Cameron Smith/The White House

; 2)

Dustin Chambers for NRDC

; 3)

Amit Dave/Reuters

; 4)

EPA

Progress

  • In 2022, the federal government passed its strongest climate legislation ever. The Inflation Reduction Act contains $369 billion in energy, climate, and community investments to be spent over 10 years, and will enable the United States to hit a 40 percent reduction in greenhouse gas emissions, below 2005 levels, by 2030. 
  • In 2022, after a six-year delay, the Senate voted to approve U.S. ratification of the Kigali Amendment to the Montreal treaty, signifying that the United States will be a full partner in implementing this powerful ozone and climate protection treaty. The win was backed by environmental and industry groups, as well as lawmakers on both sides of the aisle.
  • U.S. states are advancing innovative solutions geared to relieve pressure on the power grid. Rapid demand response programs provide financial incentives for consumers to reduce their electrical consumption during periods when the grid is likely to be under the most stress; such programs have already proven successful in utilities from California to Illinois to New York.
  • The pioneering Heat Action Plan put in place in Ahmedabad, India—developed in collaboration with NRDC, the Indian Institute of Public Health, and other partners—has helped the city avoid an estimated 1,100 deaths annually since its implementation in 2013.
  • In response to a legal petition filed by NRDC, the Federal Emergency Management Agency is overhauling multiple aspects of the National Flood Insurance Program.
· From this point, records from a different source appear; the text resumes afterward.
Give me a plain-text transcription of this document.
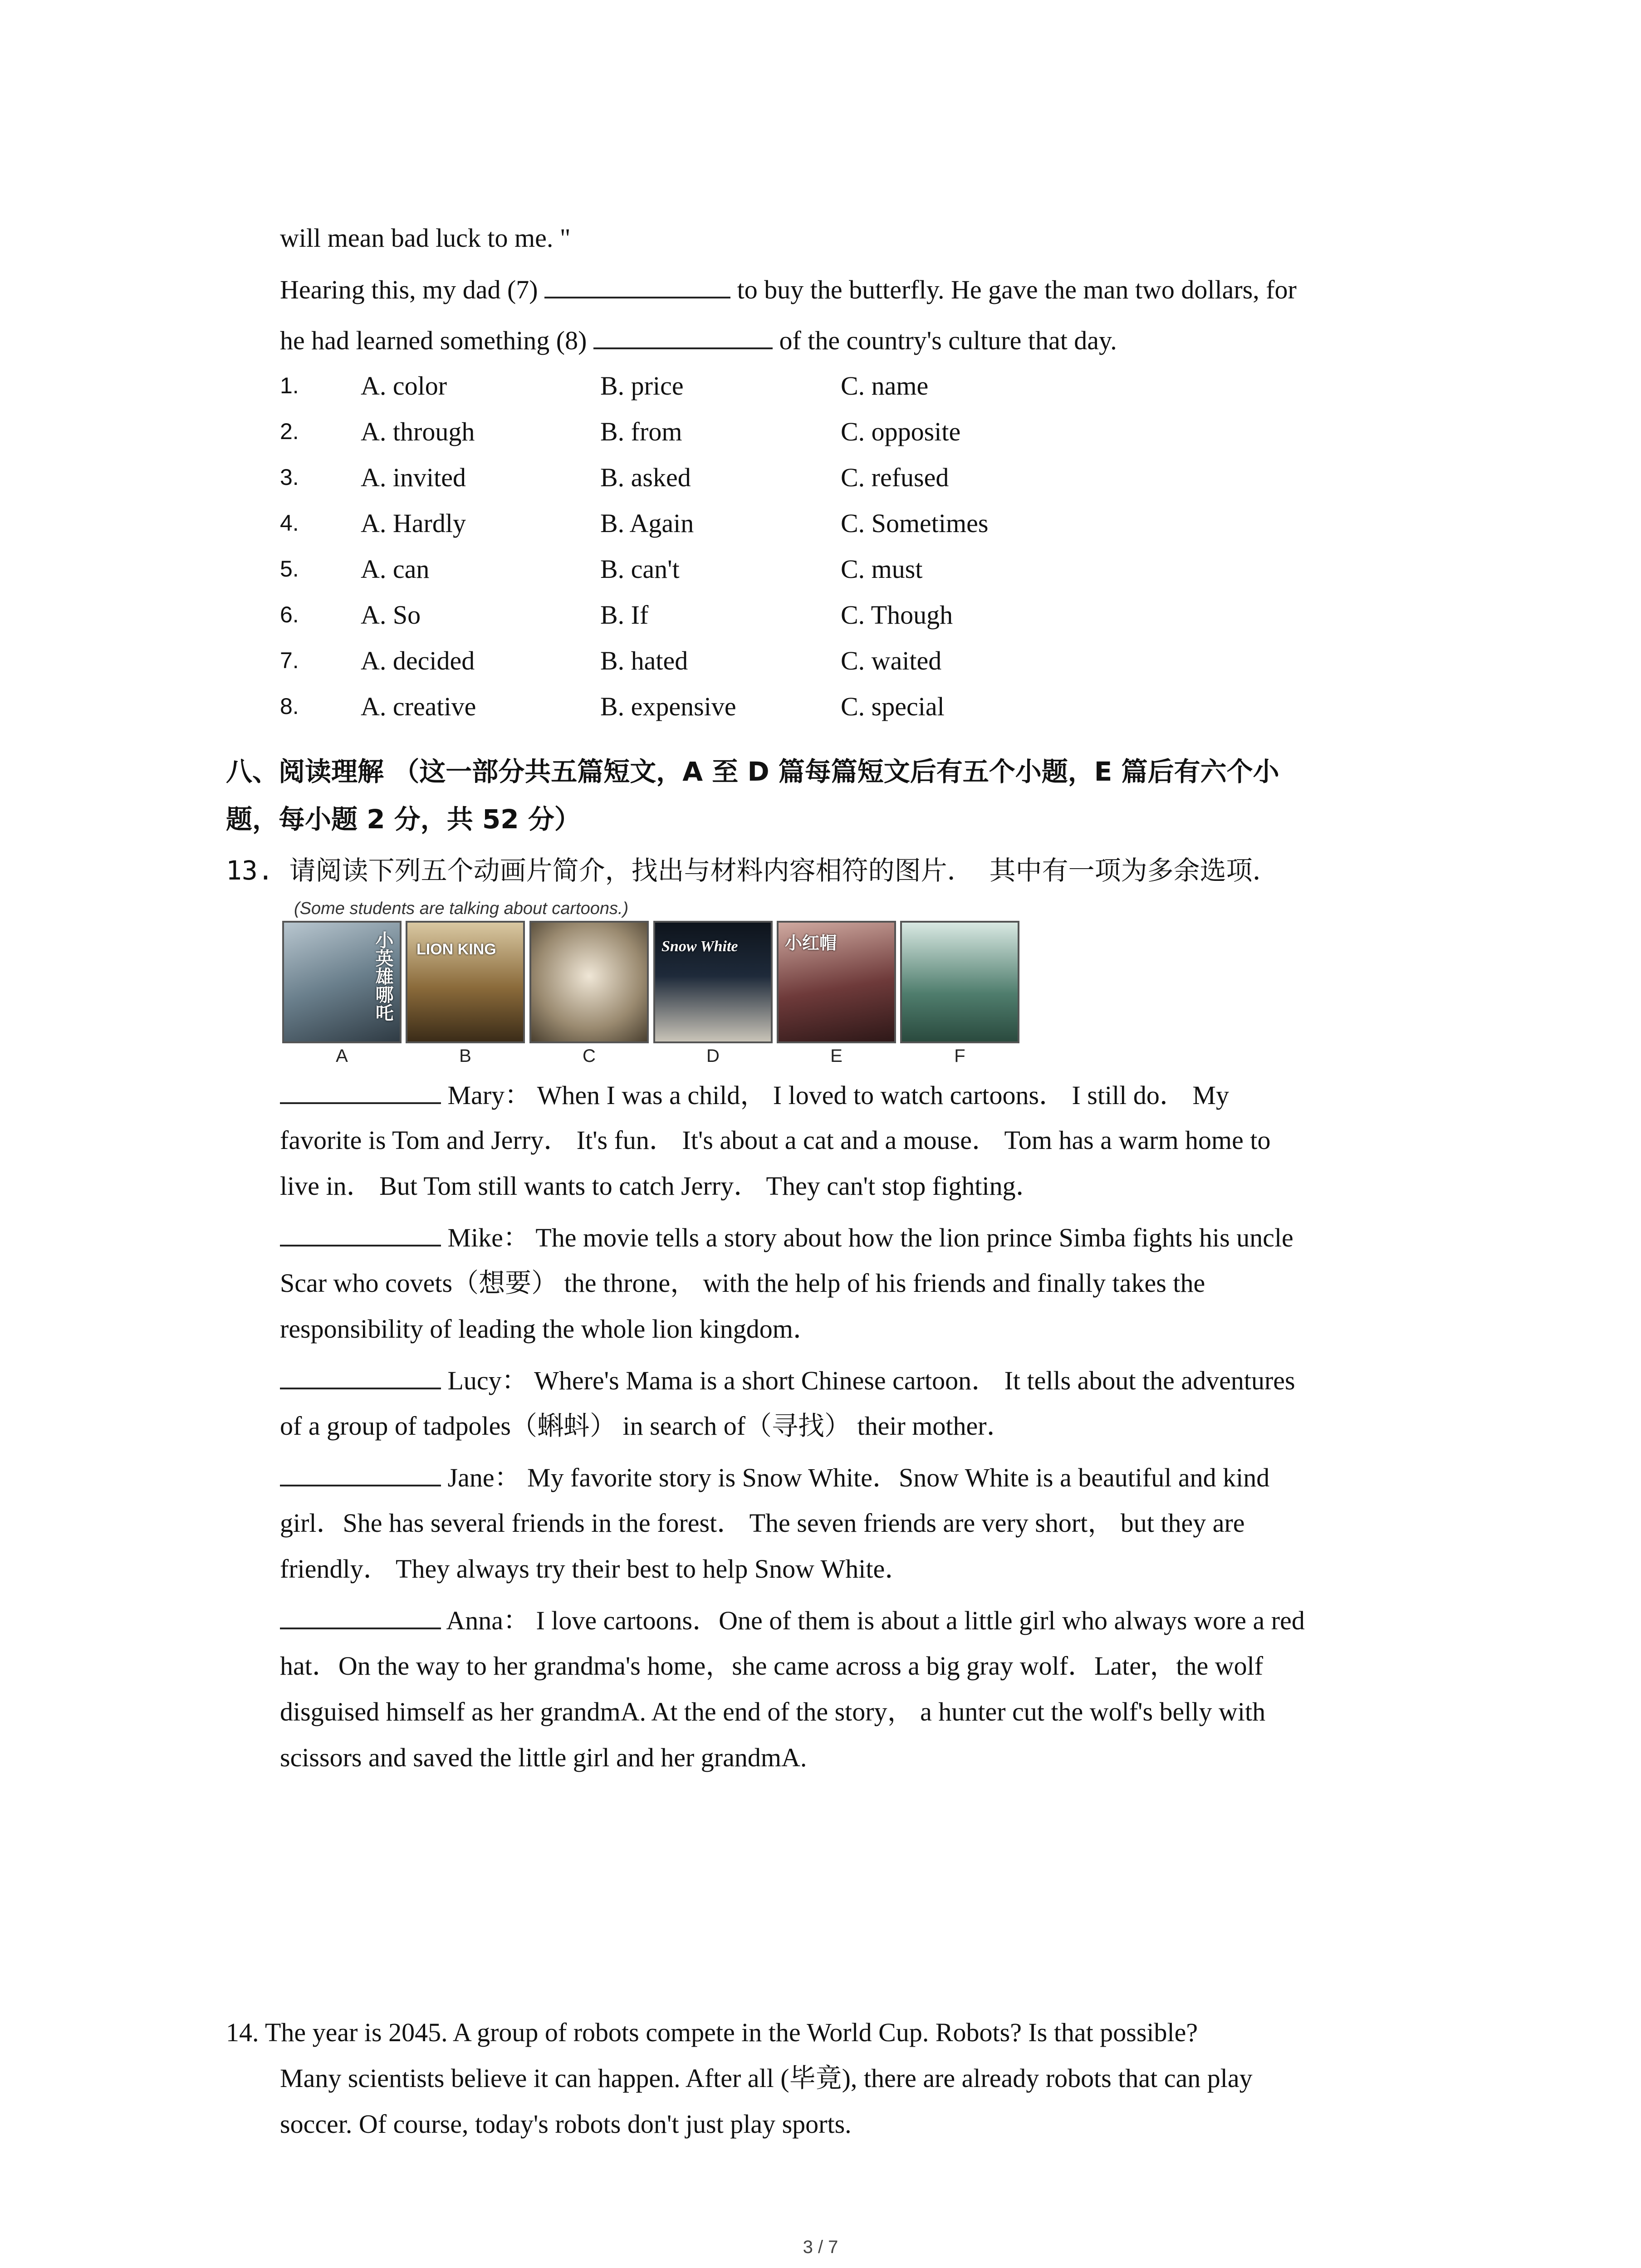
will mean bad luck to me. "
Hearing this, my dad (7)	to buy the butterfly. He gave the man two dollars, for
he had learned something (8)	of the country's culture that day.
1. A. color	B. price	C. name
2. A. through	B. from	C. opposite
3. A. invited	B. asked	C. refused
4. A. Hardly	B. Again	C. Sometimes
5. A. can	B. can't	C. must
6. A. So	B. If	C. Though
7. A. decided	B. hated	C. waited
8. A. creative	B. expensive	C. special
八、阅读理解 （这一部分共五篇短文，A 至 D 篇每篇短文后有五个小题，E 篇后有六个小
题，每小题 2 分，共 52 分）
13. 请阅读下列五个动画片简介，找出与材料内容相符的图片． 其中有一项为多余选项．
(Some students are talking about cartoons.)
小英雄哪吒 LION KING	Snow White	小红帽
A	B	C	D	E	F
Mary： When I was a child， I loved to watch cartoons． I still do． My
favorite is Tom and Jerry． It's fun． It's about a cat and a mouse． Tom has a warm home to
live in． But Tom still wants to catch Jerry． They can't stop fighting．
Mike： The movie tells a story about how the lion prince Simba fights his uncle
Scar who covets（想要） the throne， with the help of his friends and finally takes the
responsibility of leading the whole lion kingdom．
Lucy： Where's Mama is a short Chinese cartoon． It tells about the adventures
of a group of tadpoles（蝌蚪） in search of（寻找） their mother．
Jane： My favorite story is Snow White．Snow White is a beautiful and kind
girl．She has several friends in the forest． The seven friends are very short， but they are
friendly． They always try their best to help Snow White．
Anna： I love cartoons．One of them is about a little girl who always wore a red
hat．On the way to her grandma's home，she came across a big gray wolf．Later，the wolf
disguised himself as her grandmA. At the end of the story， a hunter cut the wolf's belly with
scissors and saved the little girl and her grandmA.
14. The year is 2045. A group of robots compete in the World Cup. Robots? Is that possible?
Many scientists believe it can happen. After all (毕竟), there are already robots that can play
soccer. Of course, today's robots don't just play sports.
3 / 7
The agency is looking at updating floodplain development standards for the first time since the 1970s, making sure the nation’s flood risk maps account for future sea level rise and extreme storms, and making flood mitigation funding more timely and equitable. 
  • In response to pressure from labor, public interest, and environmental groups, the Occupational Safety and Health Administration initiated a rulemaking for a federal occupational heat safety standard and established a new enforcement program focused on industries with a high risk of heat-related illness and death. 
  • California has enacted groundbreaking legislation to zero out carbon pollution from cement used in the state, and New York has committed to purchasing low-carbon concrete for state-funded infrastructure projects.  
  • The Biden administration has signed an executive order on Buy Clean and federal agencies have begun to roll out early procurement standards that ensure major infrastructure projects will rely on low-carbon concrete and steel, among other sustainable materials. 
  • In California, Colorado, Nevada, New Mexico, and Oregon, $1.8 billion has been approved for utility investments in electric vehicle charging. Importantly, $636 million of that is reserved for underserved and disadvantaged communities. 
  • New standards proposed by the EPA would significantly cut pollution from oil and gas operations—in particular, the leakage of methane. Specifically, they would reduce atmospheric methane by more than 40 million tons between 2023 and 2025—which, per the EPA, is more than the carbon dioxide that was emitted by all U.S. passenger cars and commercial aircraft in 2019.
  • Collectively, the members of the Green Bank Network have invested or committed more than $50 billion in climate projects since the first green bank was founded in 2012. Today, 27 green banks exist in 12 countries, and an additional 20 jurisdictions are exploring some form of green bank solution.
  • A new USDA initiative to invest in organic agriculture will help improve resilience and carbon sequestration on farms while also keeping dangerous pesticides out of communities and ecosystems. USDA’s recently announced $300 million Organic Transition Initiative will support a significant expansion of organics in the United States, with a wide range of climate, health, and economic benefits.